Two of the men were guests of the hotel; Clark knew this from his team’s surveillance and the hard work of the intelligence analysts employed by his organization. They were Omani bankers, and they were of no interest to him. But the third man, a fifty-year-old Libyan with gray hair and a trim beard, was John’s concern.

He was Target Two.

As Clark ate with his fork in his left hand, a maneuver the right-handed American had been forced to learn since his injury, he used a tiny flesh-colored hearing amplifier in his right ear to focus on the men’s voices. It was difficult to separate them from others speaking in the restaurant, but after a few minutes he was able to pick out the words of Target Two.
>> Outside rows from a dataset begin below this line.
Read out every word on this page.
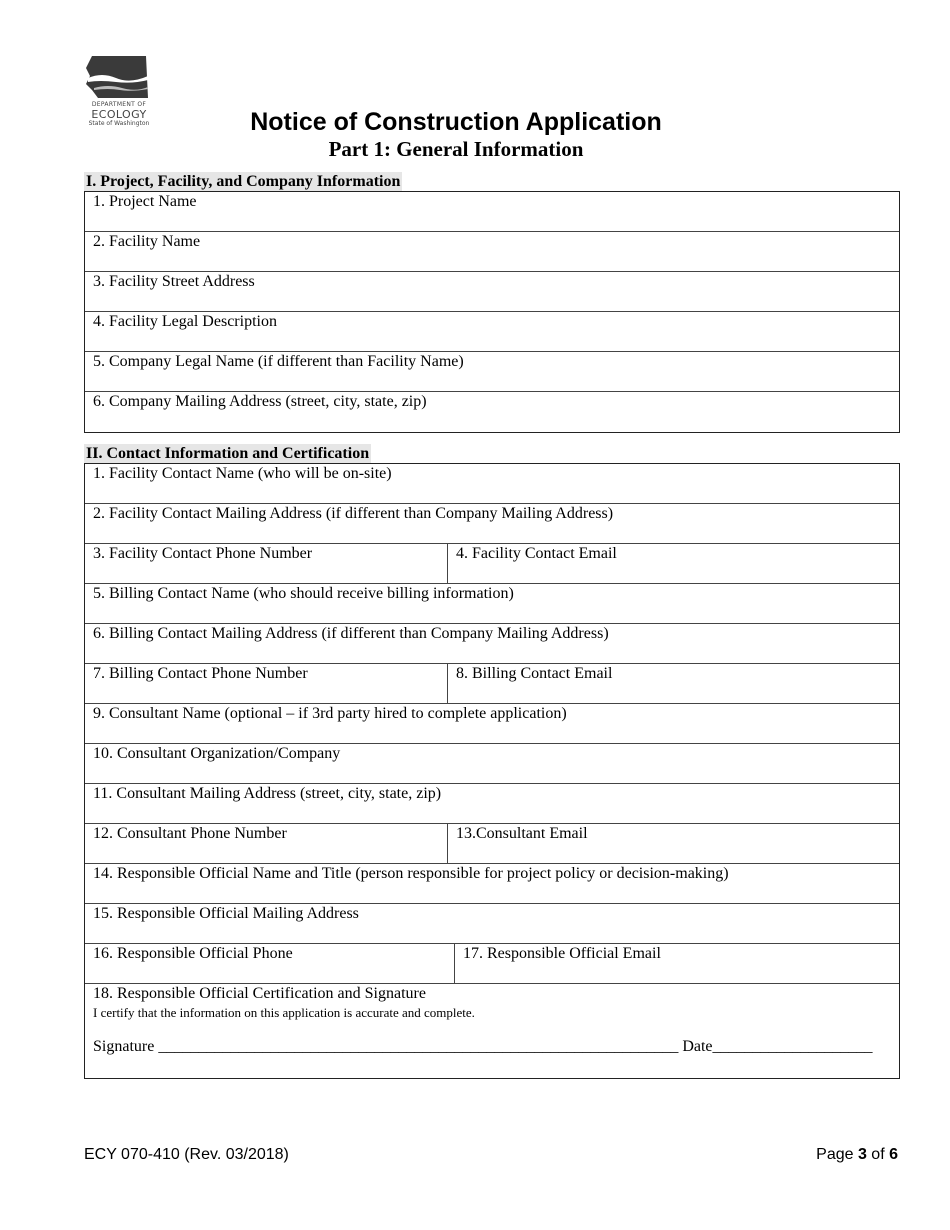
DEPARTMENT OF
ECOLOGY
State of Washington	Notice of Construction Application
Part 1: General Information
I. Project, Facility, and Company Information
1. Project Name
2. Facility Name
3. Facility Street Address
4. Facility Legal Description
5. Company Legal Name (if different than Facility Name)
6. Company Mailing Address (street, city, state, zip)
II. Contact Information and Certification
1. Facility Contact Name (who will be on-site)
2. Facility Contact Mailing Address (if different than Company Mailing Address)
3. Facility Contact Phone Number	4. Facility Contact Email
5. Billing Contact Name (who should receive billing information)
6. Billing Contact Mailing Address (if different than Company Mailing Address)
7. Billing Contact Phone Number	8. Billing Contact Email
9. Consultant Name (optional – if 3rd party hired to complete application)
10. Consultant Organization/Company
11. Consultant Mailing Address (street, city, state, zip)
12. Consultant Phone Number	13.Consultant Email
14. Responsible Official Name and Title (person responsible for project policy or decision-making)
15. Responsible Official Mailing Address
16. Responsible Official Phone	17. Responsible Official Email
18. Responsible Official Certification and Signature
I certify that the information on this application is accurate and complete.
Signature _________________________________________________________________ Date____________________
ECY 070-410 (Rev. 03/2018)	Page 3 of 6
Clark returned his attention to his monkfish and waited.

A few minutes later a waiter took the dinner order at the table of Arabs by the window. Clark heard his target order the Kulbasti veal, and the other men ordered different dishes.

This was good. Had the Omanis ordered the same as their Libyan dining companion, then Clark would have switched to plan B. Plan B would go down out in the street, and in the street John had a hell of a lot more unknowns to deal with than he did here in the Tugra.

But each man had ordered a unique entrée, and Clark silently thanked his luck, then he popped the earpiece out of his ear and slipped it back into his pocket.

John sipped an after-dinner port while his target’s table was served cold soups and white wine. The American avoided looking down at his watch; he was on a precise timetable but knew better than to give any outward appearance of anxiety or fretfulness. Instead he enjoyed his port and counted off the minutes in his head.

Shortly before the soup bowls were cleared from the table of Arab men, Clark asked his waiter to point the way to the men’s room, and he was directed past the kitchen. In the bathroom John slipped into a stall and sat down, and quickly began unwrapping the bandaging around his forearm.

The bandage was not a ruse; his wounded hand was real and it hurt like hell. A few months earlier it had been smashed with a hammer, and he’d undergone three surgeries to repair bones and joints in the intervening months, but he’d not enjoyed a decent night’s sleep since the day of his injury.